Synthetic dataset generator using Apache Airflow and Groq open-source models, designed to generate and load data into MongoDB collections.

image

Project Core Values

  • Intelligent Data Generation: Leveraging AI for synthetic dataset creation
  • Workflow Automation: Streamlined data pipeline using Apache Airflow
  • Scalable Architecture: Flexible data generation and loading mechanisms
  • Open-Source Transparency: Modular design for easy customization

Apache Airflow: Quick Introduction

Apache Airflow is an open-source platform for orchestrating complex computational workflows and data processing pipelines.

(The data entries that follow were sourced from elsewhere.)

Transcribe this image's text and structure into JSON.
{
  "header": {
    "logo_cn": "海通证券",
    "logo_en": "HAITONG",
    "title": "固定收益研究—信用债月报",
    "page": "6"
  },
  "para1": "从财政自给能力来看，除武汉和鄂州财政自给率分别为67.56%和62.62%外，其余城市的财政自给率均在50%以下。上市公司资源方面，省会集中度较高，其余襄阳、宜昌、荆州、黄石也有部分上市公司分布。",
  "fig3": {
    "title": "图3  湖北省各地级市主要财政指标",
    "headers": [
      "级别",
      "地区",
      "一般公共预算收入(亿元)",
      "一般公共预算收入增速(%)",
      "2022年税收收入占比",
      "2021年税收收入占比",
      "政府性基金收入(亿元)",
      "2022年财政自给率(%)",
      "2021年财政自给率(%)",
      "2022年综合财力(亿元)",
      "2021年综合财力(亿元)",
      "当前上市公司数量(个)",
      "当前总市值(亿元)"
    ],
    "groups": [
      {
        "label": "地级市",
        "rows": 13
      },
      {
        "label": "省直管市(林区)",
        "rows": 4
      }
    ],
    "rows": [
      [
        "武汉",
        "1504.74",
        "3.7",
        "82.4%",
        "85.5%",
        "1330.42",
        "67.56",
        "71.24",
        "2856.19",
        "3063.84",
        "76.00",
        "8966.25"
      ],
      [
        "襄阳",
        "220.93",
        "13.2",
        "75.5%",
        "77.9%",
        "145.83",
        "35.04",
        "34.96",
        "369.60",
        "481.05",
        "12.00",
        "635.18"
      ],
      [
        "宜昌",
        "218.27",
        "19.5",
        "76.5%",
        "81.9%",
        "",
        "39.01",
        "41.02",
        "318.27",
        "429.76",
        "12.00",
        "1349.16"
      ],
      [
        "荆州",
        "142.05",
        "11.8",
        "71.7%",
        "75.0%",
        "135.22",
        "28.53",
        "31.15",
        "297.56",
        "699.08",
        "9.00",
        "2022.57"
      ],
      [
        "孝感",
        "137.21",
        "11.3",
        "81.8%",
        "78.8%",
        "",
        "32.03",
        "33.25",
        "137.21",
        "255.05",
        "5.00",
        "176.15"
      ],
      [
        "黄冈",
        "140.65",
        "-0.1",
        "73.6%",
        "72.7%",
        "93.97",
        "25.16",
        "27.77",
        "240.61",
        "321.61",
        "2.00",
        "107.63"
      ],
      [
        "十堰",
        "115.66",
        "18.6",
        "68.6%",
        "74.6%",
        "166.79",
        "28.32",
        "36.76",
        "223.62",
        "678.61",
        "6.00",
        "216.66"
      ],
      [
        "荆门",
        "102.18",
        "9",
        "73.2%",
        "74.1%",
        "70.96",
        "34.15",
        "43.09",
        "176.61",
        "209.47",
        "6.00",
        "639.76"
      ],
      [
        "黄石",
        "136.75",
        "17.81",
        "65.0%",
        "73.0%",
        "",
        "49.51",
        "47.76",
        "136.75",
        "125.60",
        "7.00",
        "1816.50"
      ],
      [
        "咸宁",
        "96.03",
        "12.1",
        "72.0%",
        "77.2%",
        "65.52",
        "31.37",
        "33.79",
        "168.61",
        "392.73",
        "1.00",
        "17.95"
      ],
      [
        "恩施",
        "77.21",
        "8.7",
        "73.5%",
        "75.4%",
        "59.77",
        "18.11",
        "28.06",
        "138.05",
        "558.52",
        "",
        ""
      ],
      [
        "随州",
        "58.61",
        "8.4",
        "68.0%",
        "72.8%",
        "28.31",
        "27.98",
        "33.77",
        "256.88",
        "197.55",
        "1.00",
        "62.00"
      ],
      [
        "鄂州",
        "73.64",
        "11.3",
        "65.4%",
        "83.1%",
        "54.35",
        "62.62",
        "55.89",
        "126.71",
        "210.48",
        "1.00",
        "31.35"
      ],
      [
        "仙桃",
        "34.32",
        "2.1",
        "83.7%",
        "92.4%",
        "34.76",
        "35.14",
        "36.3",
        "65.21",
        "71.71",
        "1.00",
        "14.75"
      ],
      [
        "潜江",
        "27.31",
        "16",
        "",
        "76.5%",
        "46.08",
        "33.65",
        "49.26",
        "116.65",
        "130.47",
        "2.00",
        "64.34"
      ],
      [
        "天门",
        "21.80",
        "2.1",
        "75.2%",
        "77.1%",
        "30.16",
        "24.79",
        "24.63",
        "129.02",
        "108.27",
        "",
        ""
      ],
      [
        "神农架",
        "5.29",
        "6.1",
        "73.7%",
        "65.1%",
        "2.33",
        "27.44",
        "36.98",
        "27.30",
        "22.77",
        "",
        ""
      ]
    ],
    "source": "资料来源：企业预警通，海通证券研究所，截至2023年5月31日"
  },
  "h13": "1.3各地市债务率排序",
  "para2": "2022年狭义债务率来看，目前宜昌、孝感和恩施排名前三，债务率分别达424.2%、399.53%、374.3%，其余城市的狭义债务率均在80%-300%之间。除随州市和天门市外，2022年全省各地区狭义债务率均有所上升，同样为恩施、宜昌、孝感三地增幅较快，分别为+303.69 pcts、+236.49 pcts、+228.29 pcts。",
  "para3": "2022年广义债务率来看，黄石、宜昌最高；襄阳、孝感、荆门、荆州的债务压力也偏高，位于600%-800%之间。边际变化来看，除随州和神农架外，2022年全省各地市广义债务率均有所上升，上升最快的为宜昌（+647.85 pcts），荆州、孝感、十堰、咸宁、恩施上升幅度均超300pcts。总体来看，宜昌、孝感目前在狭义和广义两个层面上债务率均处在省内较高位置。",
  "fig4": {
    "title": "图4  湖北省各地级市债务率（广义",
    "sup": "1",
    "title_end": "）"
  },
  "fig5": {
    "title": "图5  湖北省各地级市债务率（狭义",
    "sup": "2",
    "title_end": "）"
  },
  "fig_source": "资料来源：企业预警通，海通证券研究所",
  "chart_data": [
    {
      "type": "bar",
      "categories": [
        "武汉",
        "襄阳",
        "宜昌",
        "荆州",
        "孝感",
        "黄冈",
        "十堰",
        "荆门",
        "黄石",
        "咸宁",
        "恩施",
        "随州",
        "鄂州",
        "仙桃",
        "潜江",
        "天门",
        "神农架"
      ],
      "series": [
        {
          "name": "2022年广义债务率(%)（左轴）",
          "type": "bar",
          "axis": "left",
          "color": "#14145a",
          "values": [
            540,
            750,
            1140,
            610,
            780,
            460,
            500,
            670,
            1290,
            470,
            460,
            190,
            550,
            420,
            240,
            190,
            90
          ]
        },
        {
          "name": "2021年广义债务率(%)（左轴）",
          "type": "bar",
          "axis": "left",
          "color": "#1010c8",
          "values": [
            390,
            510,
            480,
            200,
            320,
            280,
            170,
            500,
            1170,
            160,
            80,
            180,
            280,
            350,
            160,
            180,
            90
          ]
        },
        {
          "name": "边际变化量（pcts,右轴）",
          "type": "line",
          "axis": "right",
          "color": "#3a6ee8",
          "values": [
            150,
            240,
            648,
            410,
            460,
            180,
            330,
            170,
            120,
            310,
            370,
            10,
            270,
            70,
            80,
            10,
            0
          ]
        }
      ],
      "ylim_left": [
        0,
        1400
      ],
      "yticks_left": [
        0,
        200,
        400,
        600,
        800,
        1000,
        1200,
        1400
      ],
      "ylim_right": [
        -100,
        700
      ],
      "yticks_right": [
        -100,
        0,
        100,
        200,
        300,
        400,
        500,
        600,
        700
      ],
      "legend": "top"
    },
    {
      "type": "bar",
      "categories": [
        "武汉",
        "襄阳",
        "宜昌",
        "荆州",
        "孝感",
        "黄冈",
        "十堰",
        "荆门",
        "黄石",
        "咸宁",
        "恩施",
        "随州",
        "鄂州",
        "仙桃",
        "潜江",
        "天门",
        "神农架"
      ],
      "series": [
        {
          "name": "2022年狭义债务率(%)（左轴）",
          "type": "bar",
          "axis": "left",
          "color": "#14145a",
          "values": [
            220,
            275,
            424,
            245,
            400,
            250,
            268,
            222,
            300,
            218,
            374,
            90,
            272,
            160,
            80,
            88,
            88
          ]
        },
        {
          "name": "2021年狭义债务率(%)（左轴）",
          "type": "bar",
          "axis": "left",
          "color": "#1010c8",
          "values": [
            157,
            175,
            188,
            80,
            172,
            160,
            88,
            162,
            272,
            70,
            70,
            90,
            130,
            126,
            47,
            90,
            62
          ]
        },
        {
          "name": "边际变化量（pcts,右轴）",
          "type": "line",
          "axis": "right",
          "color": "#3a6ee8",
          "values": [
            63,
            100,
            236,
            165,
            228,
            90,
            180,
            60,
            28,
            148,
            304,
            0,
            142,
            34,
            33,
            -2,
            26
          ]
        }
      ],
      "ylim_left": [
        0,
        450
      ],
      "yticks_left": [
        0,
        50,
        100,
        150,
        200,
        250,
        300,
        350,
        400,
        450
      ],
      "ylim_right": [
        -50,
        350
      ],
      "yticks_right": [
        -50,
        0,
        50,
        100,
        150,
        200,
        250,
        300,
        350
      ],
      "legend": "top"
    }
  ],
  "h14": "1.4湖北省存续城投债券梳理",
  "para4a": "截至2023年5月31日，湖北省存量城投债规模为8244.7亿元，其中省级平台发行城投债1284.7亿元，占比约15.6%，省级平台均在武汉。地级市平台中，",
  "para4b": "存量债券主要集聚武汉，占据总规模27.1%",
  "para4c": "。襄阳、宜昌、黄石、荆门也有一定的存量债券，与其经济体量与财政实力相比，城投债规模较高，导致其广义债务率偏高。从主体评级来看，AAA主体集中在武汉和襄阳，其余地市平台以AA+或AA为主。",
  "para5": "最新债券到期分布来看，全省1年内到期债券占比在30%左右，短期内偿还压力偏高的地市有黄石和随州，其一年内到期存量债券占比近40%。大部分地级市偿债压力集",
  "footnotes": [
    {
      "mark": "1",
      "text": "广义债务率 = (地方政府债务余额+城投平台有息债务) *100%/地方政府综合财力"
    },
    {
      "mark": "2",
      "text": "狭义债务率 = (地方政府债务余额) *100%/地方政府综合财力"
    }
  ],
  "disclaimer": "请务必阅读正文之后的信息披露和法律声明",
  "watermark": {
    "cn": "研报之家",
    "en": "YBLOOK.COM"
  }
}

Key benefits:

  • Programmatic workflow definition
  • Dependency management
  • Monitoring and retry mechanisms
  • Scalable task execution

Airflow Installation

# Using pip
pip install apache-airflow

# Using Astro CLI (recommended)
brew install astro  # macOS
# Windows/Linux: Download from Astronomer website

Prerequisites

  • Python 3.8+
  • Apache Airflow 2.x
  • Groq API access
  • MongoDB
  • Astro CLI (optional)

Installation

# Clone repository
git clone https://github.com/avd1729/DataWeave.git

# Create virtual environment
virtualenv venv
source venv/bin/activate  # Linux/macOS
venv\Scripts\Activate     # Windows

# Install dependencies
pip install -r requirements.txt

Configuration

  1. Set Groq API credentials
  2. Configure MongoDB connection
  3. Define Airflow DAG parameters

Project Structure

dataweave/
│
├── dags/                # Airflow workflow definitions
├── utils/               # Data processing utilities
│   ├── data_extraction.py
│   ├── data_loading.py
│   └── data_transformation.py
└── requirements.txt

Data Extraction Strategy

  • Use Groq AI models for intelligent data generation
  • Parameterized generation based on predefined schemas
  • Support for multiple data domain generations

Custom Data Generation

Modifying Prompt Class

To generate custom datasets, modify the Prompt class in data_extraction.py:

class Prompt:
    def __init__(self):
        self.prompt = """
        [Your Custom Prompt Here]
        
        Ensure the prompt includes:
        - Structured data requirements
        - Specific domain context
        - Output format specifications
        """

Prompt Design Guidelines

  1. Specificity: Clearly define data structure
  2. Context: Provide domain-specific details
  3. Format: Specify JSON or desired output format
  4. Complexity: Include nuanced generation requirements

Example Customization Scenarios

  • Healthcare: Patient record generation
  • Financial: Transaction simulation
  • IoT: Sensor data creation
  • Urban Planning: Population movement modeling

Best Practices

  • Use clear, descriptive language
  • Specify exact data fields
  • Define constraints and uniqueness rules
  • Include contextual parameters

Prompt Engineering Tips

  • Break down complex requirements
  • Use JSON schema as a reference
  • Provide example output structures
  • Specify randomization or pattern requirements

Advanced Customization

Extend the Prompt class with:

  • Dynamic prompt generation methods
  • Conditional data creation logic
  • Domain-specific validation rules

Example Use Case

# Custom Prompt for E-commerce User Behavior
prompt.prompt = """
Generate synthetic user interaction data for an e-commerce platform...
"""

Running the Project

# Start Airflow development environment
astro dev start

image

About

DataWeave is a synthetic dataset generator using Apache Airflow and Groq open-source models for data generation and loads it to a MongoDB collection.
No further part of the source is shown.